Lucas knows full well how much this story means to millions around the world of all ages, and that any egregious compromise in its narrative integrity would be far more harmful in the long run. So the best news to say about "Revenge of the Sith" is that Lucas the mythmaker asserts his authority over Lucas the businessman.
Indeed, the only real suspense in "Sith" comes in wondering how the inevitable bad stuff ensues. It starts off with Anakin, an apprentice Jedi Knight serving as a restless Robin to the swashbuckling Batman figure of Obi-Wan Kenobi (Ewan McGregor). He is still secretly married to Princess Padme (Natalie Portman), who greets his return from battle with the shocking (to him) news that she's pregnant.
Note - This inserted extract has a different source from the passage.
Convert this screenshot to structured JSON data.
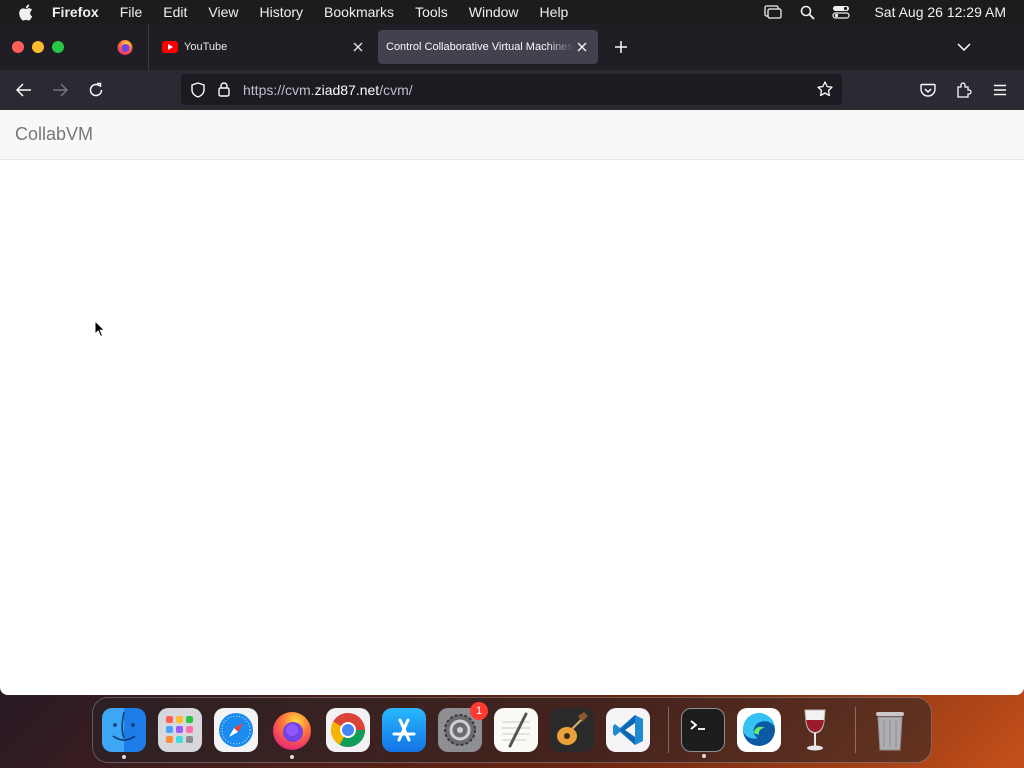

This makes Anakin more anxious about things in general and his ascension to full Jedi-hood in particular. The veteran knights, especially Mace Windu (Samuel L. Jackson) and Yoda (the aforementioned special effect voiced by Frank Oz) have their doubts. But Anakin has a powerful ally in Supreme Chancellor Palpatine (Ian McDiarmid), who convinces the kid that his future isn't in serving the republic, but joining him at the top of a
new empire.
All of this and more is enacted with as much briskness and momentum as the earlier "Star Wars" movies, though one wishes there was even a little of those movies' jocular humor. (There's no one in "Sith" like Han Solo, who loved to deflate Princess Leia in "Empire Strikes Back" with sarcastic salutations of "Your Worship.") The dialogue is as balsa-wooden as ever, but McGregor, McDiarmid and even Portman get to do a little more with it. Christensen, for all his glowering, never quite convinces
you, even at the end, that he's destined to become a heavy-breathing, armored monstrosity.
Even with its pulpy excesses showing, "Revenge of the Sith" has a grandiose melancholy that will especially haunt those who have grown up revering the Skywalker chronicles. The rest of the audience may well be on its own.